Menkeu Purbaya menyampaikan bahwa realisasi belanja Anggaran Pendapatan dan Belanja Daerah (APBD) hingga kuartal III-2025 masih lambat. Oleh karena itu, Purbaya menerangkan bahwa realisasi belanja yang lebih lambat ini membuat dana daerah menumpuk di perbankan. Ia menyebut setidaknya ada dana mengendap hingga Rp 234 triliun di bank.

Ia menyebut hingga akhir September 2025, total dana pemda yang tersimpan di bank mencapai Rp234 triliun, naik dibanding tahun sebelumnya.

“Pemerintah pusat telah menyalurkan dana ke daerah secara penuh dan tepat waktu. Jadi jelas ini bukan soal uangnya tidak ada, tapi soal kecepatan eksekusi,” kata Purbaya dalam Rapat Koordinasi Pengendalian Inflasi Daerah Tahun 2025 di Kementerian Dalam Negeri, Jakarta Pusat, Senin (20/10).
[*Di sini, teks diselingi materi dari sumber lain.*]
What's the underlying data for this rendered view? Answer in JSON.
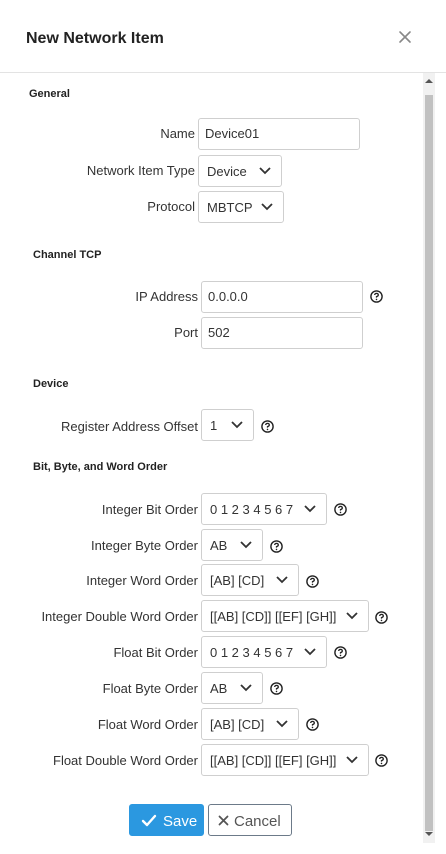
{
  "dialog": {
    "title": "New Network Item",
    "close_icon": "close-icon"
  },
  "general": {
    "heading": "General",
    "name_label": "Name",
    "name_value": "Device01",
    "type_label": "Network Item Type",
    "type_value": "Device",
    "protocol_label": "Protocol",
    "protocol_value": "MBTCP"
  },
  "channel": {
    "heading": "Channel TCP",
    "ip_label": "IP Address",
    "ip_value": "0.0.0.0",
    "port_label": "Port",
    "port_value": "502"
  },
  "device": {
    "heading": "Device",
    "offset_label": "Register Address Offset",
    "offset_value": "1"
  },
  "order": {
    "heading": "Bit, Byte, and Word Order",
    "rows": [
      {
        "label": "Integer Bit Order",
        "value": "0 1 2 3 4 5 6 7"
      },
      {
        "label": "Integer Byte Order",
        "value": "AB"
      },
      {
        "label": "Integer Word Order",
        "value": "[AB] [CD]"
      },
      {
        "label": "Integer Double Word Order",
        "value": "[[AB] [CD]] [[EF] [GH]]"
      },
      {
        "label": "Float Bit Order",
        "value": "0 1 2 3 4 5 6 7"
      },
      {
        "label": "Float Byte Order",
        "value": "AB"
      },
      {
        "label": "Float Word Order",
        "value": "[AB] [CD]"
      },
      {
        "label": "Float Double Word Order",
        "value": "[[AB] [CD]] [[EF] [GH]]"
      }
    ]
  },
  "footer": {
    "save_label": "Save",
    "cancel_label": "Cancel"
  },
  "colors": {
    "accent": "#2b98e0",
    "border": "#cfcfcf"
  }
}
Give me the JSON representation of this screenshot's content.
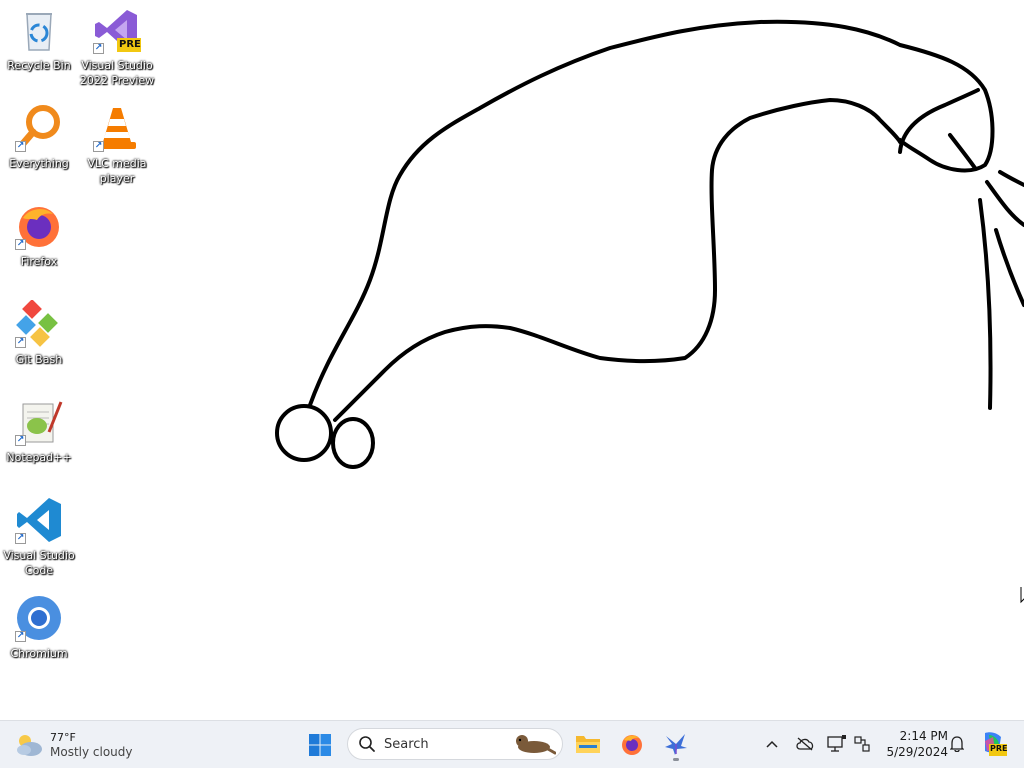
{
  "desktop": {
    "icons": [
      {
        "name": "recycle-bin",
        "label": "Recycle Bin"
      },
      {
        "name": "visual-studio-2022-preview",
        "label": "Visual Studio 2022 Preview",
        "badge": "PRE"
      },
      {
        "name": "everything",
        "label": "Everything"
      },
      {
        "name": "vlc-media-player",
        "label": "VLC media player"
      },
      {
        "name": "firefox",
        "label": "Firefox"
      },
      {
        "name": "git-bash",
        "label": "Git Bash"
      },
      {
        "name": "notepad-plus-plus",
        "label": "Notepad++"
      },
      {
        "name": "visual-studio-code",
        "label": "Visual Studio Code"
      },
      {
        "name": "chromium",
        "label": "Chromium"
      }
    ],
    "drawing": {
      "stroke_color": "#000000",
      "description_icon": "freehand-drawing"
    }
  },
  "taskbar": {
    "weather": {
      "temperature": "77°F",
      "condition": "Mostly cloudy",
      "icon": "cloud-sun-icon"
    },
    "search": {
      "placeholder": "Search",
      "icon": "search-icon"
    },
    "pinned": [
      {
        "name": "start",
        "icon": "windows-logo-icon"
      },
      {
        "name": "file-explorer",
        "icon": "folder-icon"
      },
      {
        "name": "firefox",
        "icon": "firefox-icon"
      },
      {
        "name": "paint-app",
        "icon": "feather-icon",
        "running": true
      }
    ],
    "tray": {
      "chevron": "chevron-up-icon",
      "onedrive": "cloud-offline-icon",
      "display": "monitor-icon",
      "network": "network-icon"
    },
    "clock": {
      "time": "2:14 PM",
      "date": "5/29/2024"
    },
    "notifications_icon": "bell-icon",
    "copilot": {
      "icon": "copilot-icon",
      "badge": "PRE"
    }
  },
  "colors": {
    "taskbar_bg": "#eef1f6",
    "accent_blue": "#0067c0",
    "desktop_bg": "#ffffff"
  }
}
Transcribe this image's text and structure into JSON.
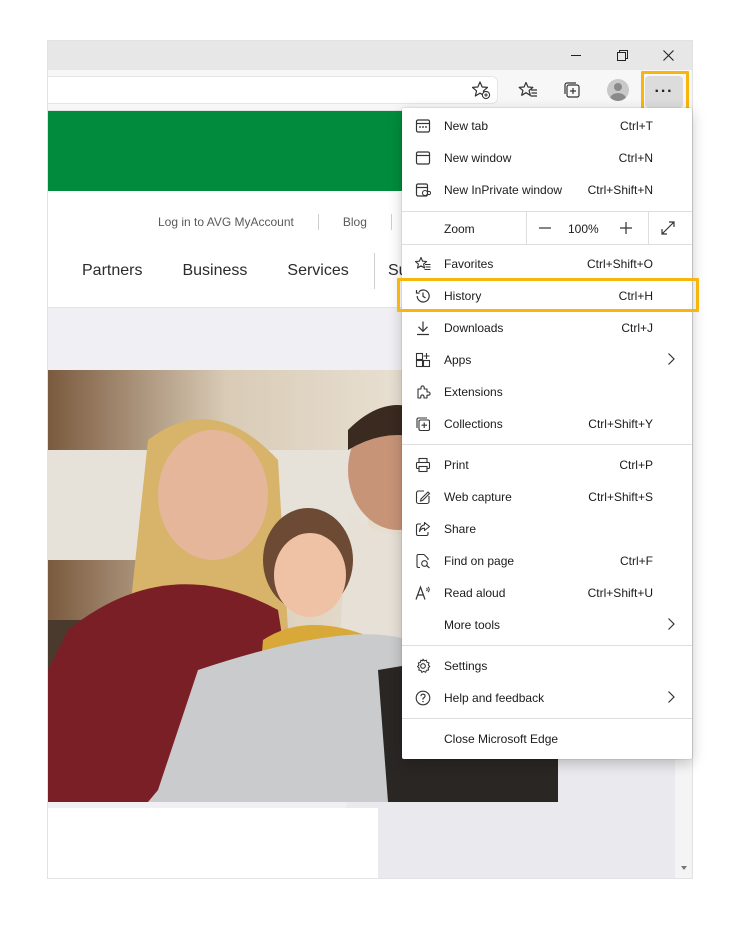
{
  "window": {
    "minimize_icon": "minimize-icon",
    "restore_icon": "restore-icon",
    "close_icon": "close-icon"
  },
  "toolbar": {
    "address_value": "",
    "icons": [
      "add-favorite-icon",
      "favorites-icon",
      "collections-icon",
      "profile-icon",
      "more-icon"
    ],
    "more_label": "···"
  },
  "page": {
    "util_links": [
      "Log in to AVG MyAccount",
      "Blog"
    ],
    "nav": [
      "Partners",
      "Business",
      "Services"
    ],
    "nav_truncated": "Su",
    "brand_color": "#008c3c"
  },
  "menu": {
    "items": [
      {
        "label": "New tab",
        "shortcut": "Ctrl+T",
        "icon": "new-tab-icon"
      },
      {
        "label": "New window",
        "shortcut": "Ctrl+N",
        "icon": "new-window-icon"
      },
      {
        "label": "New InPrivate window",
        "shortcut": "Ctrl+Shift+N",
        "icon": "inprivate-icon"
      },
      {
        "label": "Favorites",
        "shortcut": "Ctrl+Shift+O",
        "icon": "favorites-icon"
      },
      {
        "label": "History",
        "shortcut": "Ctrl+H",
        "icon": "history-icon"
      },
      {
        "label": "Downloads",
        "shortcut": "Ctrl+J",
        "icon": "download-icon"
      },
      {
        "label": "Apps",
        "shortcut": "",
        "icon": "apps-icon"
      },
      {
        "label": "Extensions",
        "shortcut": "",
        "icon": "extensions-icon"
      },
      {
        "label": "Collections",
        "shortcut": "Ctrl+Shift+Y",
        "icon": "collections-icon"
      },
      {
        "label": "Print",
        "shortcut": "Ctrl+P",
        "icon": "print-icon"
      },
      {
        "label": "Web capture",
        "shortcut": "Ctrl+Shift+S",
        "icon": "web-capture-icon"
      },
      {
        "label": "Share",
        "shortcut": "",
        "icon": "share-icon"
      },
      {
        "label": "Find on page",
        "shortcut": "Ctrl+F",
        "icon": "find-icon"
      },
      {
        "label": "Read aloud",
        "shortcut": "Ctrl+Shift+U",
        "icon": "read-aloud-icon"
      },
      {
        "label": "More tools",
        "shortcut": "",
        "icon": ""
      },
      {
        "label": "Settings",
        "shortcut": "",
        "icon": "gear-icon"
      },
      {
        "label": "Help and feedback",
        "shortcut": "",
        "icon": "help-icon"
      },
      {
        "label": "Close Microsoft Edge",
        "shortcut": "",
        "icon": ""
      }
    ],
    "zoom": {
      "label": "Zoom",
      "minus": "—",
      "value": "100%",
      "plus": "+"
    }
  },
  "highlight_color": "#f6b60e"
}
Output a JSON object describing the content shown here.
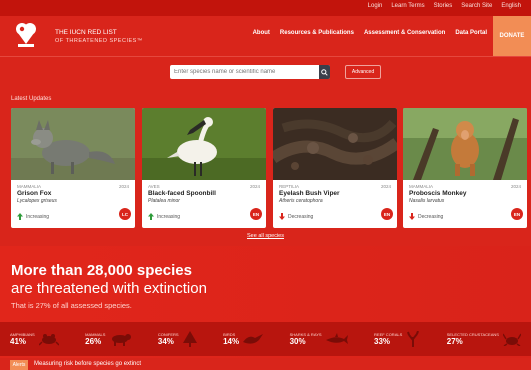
{
  "utility": {
    "links": [
      "Login",
      "Learn Terms",
      "Stories",
      "Search Site",
      "English"
    ]
  },
  "header": {
    "title_line1": "THE IUCN RED LIST",
    "title_line2": "OF THREATENED SPECIES™",
    "nav": [
      "About",
      "Resources & Publications",
      "Assessment & Conservation",
      "Data Portal"
    ],
    "donate": "DONATE"
  },
  "search": {
    "placeholder": "Enter species name or scientific name",
    "advanced_label": "Advanced"
  },
  "featured": {
    "label": "Latest Updates",
    "see_more": "See all species",
    "cards": [
      {
        "name": "Grison Fox",
        "scientific": "Lycalopex griseus",
        "meta": "MAMMALIA",
        "year": "2024",
        "trend": "Increasing",
        "trend_dir": "up",
        "status": "LC"
      },
      {
        "name": "Black-faced Spoonbill",
        "scientific": "Platalea minor",
        "meta": "AVES",
        "year": "2024",
        "trend": "Increasing",
        "trend_dir": "up",
        "status": "EN"
      },
      {
        "name": "Eyelash Bush Viper",
        "scientific": "Atheris ceratophora",
        "meta": "REPTILIA",
        "year": "2024",
        "trend": "Decreasing",
        "trend_dir": "down",
        "status": "EN"
      },
      {
        "name": "Proboscis Monkey",
        "scientific": "Nasalis larvatus",
        "meta": "MAMMALIA",
        "year": "2024",
        "trend": "Decreasing",
        "trend_dir": "down",
        "status": "EN"
      }
    ]
  },
  "threat": {
    "headline": "More than 28,000 species",
    "subheadline": "are threatened with extinction",
    "note": "That is 27% of all assessed species.",
    "stats": [
      {
        "name": "AMPHIBIANS",
        "pct": "41%",
        "icon": "frog-icon"
      },
      {
        "name": "MAMMALS",
        "pct": "26%",
        "icon": "mammal-icon"
      },
      {
        "name": "CONIFERS",
        "pct": "34%",
        "icon": "conifer-icon"
      },
      {
        "name": "BIRDS",
        "pct": "14%",
        "icon": "bird-icon"
      },
      {
        "name": "SHARKS & RAYS",
        "pct": "30%",
        "icon": "shark-icon"
      },
      {
        "name": "REEF CORALS",
        "pct": "33%",
        "icon": "coral-icon"
      },
      {
        "name": "SELECTED CRUSTACEANS",
        "pct": "27%",
        "icon": "crab-icon"
      }
    ]
  },
  "bottom": {
    "tag": "Alerts",
    "message": "Measuring risk before species go extinct"
  }
}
Purbaya mengatakan hingga kuartal III-2025, realisasi transfer ke daerah (TKD) telah mencapai Rp644,9 triliun atau 74,2 persen dari pagu. Artinya, menurut Purbaya, dana untuk pembangunan di daerah sudah tersedia dan siap digunakan.

“Pesan saya sederhana, dananya sudah ada, segera gunakan, jangan tunggu akhir tahun. Gunakan untuk pembangunan yang produktif dan bermanfaat langsung bagi masyarakat,” ujarnya.

Meski demikian, rendahnya penyerapan anggaran membuat uang daerah justru mengendap di rekening bank, alih-alih menggerakkan ekonomi lokal. Purbaya menyoroti praktik sebagian daerah yang menempatkan dana kasnya di bank pusat di Jakarta, bukan di wilayah masing-masing.

“Itu kan daerahnya uangnya enggak ada uang jadinya. Barangnya enggak bisa muter tuh, enggak bisa minjemkan di sana. Harusnya walaupun enggak dibelanjakan, biar aja uangnya di daerah,” ucapnya.

Purbaya juga menyinggung adanya selisih data sebesar Rp18 triliun antara catatan kas daerah dengan laporan Bank Indonesia (BI). Ia meminta agar perbedaan tersebut ditelusuri dengan cermat.